Mais j’ai déjà donné sans frémir mon tome 1 de Téméraire, de Naomi Novik (paru chez Pocket). J’ai adoré, j’ai l’intégrale, et ces ouvrages sont devenu une référence pour moi. Je suis documentaliste dans un collège/lycée, où je les ai également ajoutés au fonds et les conseille à mes élèves (qui adorent aussi). Je suppose que les contradictions font partie de tout un chacun. Mais ma bibliothèque reste un miroir de ma richesse intérieure. Des livres y entrent, d’autres en sortent, sans remord ni regret.

Je déplore également qu’une vraie réflexion n’ait pas été tentée, notamment sur le rôle des bibliothèques et sur le livre numérique.

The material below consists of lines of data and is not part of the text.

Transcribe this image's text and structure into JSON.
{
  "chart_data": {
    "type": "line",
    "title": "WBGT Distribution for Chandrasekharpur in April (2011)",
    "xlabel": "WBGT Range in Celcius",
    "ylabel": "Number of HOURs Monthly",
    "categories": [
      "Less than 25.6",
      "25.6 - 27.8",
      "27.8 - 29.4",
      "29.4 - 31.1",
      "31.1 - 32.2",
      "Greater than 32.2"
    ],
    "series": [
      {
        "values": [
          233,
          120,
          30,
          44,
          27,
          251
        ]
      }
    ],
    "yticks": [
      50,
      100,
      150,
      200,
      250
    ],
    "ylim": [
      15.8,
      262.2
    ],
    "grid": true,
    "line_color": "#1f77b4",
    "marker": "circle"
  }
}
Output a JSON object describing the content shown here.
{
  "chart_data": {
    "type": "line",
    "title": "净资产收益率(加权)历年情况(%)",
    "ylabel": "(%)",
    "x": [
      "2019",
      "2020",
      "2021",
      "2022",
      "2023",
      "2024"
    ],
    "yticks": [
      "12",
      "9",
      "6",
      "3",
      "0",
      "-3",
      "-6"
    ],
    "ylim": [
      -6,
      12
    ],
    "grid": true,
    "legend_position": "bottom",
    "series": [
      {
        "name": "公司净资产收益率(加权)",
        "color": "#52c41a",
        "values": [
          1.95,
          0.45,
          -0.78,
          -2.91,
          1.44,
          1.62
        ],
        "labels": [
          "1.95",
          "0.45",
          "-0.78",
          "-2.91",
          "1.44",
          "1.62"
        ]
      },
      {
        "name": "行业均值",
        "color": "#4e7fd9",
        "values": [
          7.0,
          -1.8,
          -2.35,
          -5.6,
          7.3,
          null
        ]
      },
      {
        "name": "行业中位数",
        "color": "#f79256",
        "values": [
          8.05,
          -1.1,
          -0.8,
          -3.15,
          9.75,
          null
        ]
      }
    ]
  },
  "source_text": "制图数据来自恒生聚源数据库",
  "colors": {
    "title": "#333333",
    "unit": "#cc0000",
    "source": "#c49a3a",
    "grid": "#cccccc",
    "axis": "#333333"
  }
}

Le rôle des bibliothèque va de soi, il me semble. On peut y lire autant de livres qu’on en rêve. la plupart des établissements se tiennent bien à jour en nouveautés et on y trouvera sans difficulté les derniers best-sellers. Le temps de la bibliothèque poussiéreuse mal éclairée qui ne propose que des vieilleries est révolu. On y trouve aujourd’hui des fauteuils confortables, un éclairage adapté et des livres sur tous les sujets, depuis les biographies de nos anciens présidents à la façon dont il faut manipuler des cristaux guérisseurs.

Le sujet du livre numérique est quant à lui plus complexe. En effet, le numérique se pirate. Oui c’est du vol également, nous sommes d’accord. Mais quand bien même il existe une nuance entre le pirate (numérique s’entend) et le voleur.

Gardons l’exemple des livres : si je pirate un livre, il appartient malgré tout toujours à l’éditeur et l’auteur. Il reste là où il était à l’origine, je n’ai pas soustrait l’objet à son propriétaire. Il s’agit d’un partage (désiré ou non). On pourrait citer Tomas Geha, qui, se voyant piraté par la Team Alexandriz, a proposé aux pirates d’ajouter un bouton paypal vers son compte pour qu’on puisse le payer si jamais on le souhaitait. Une pratique pas tout à fait honnête envers l’éditeur (Rivière Blanche ne possédait de toute façon pas les droits numériques de cet ouvrage) mais qui participe à la vie culturelle de ceux qui la créée. En effet, Thomas Geha a gagné 200 euros par ce biais. Une somme non négligeable quand on sait qu’un livre qui marche assez bien (entre 500 et 1000 exemplaires vendus) rapporte en moyenne moins de 700 euros à son auteur.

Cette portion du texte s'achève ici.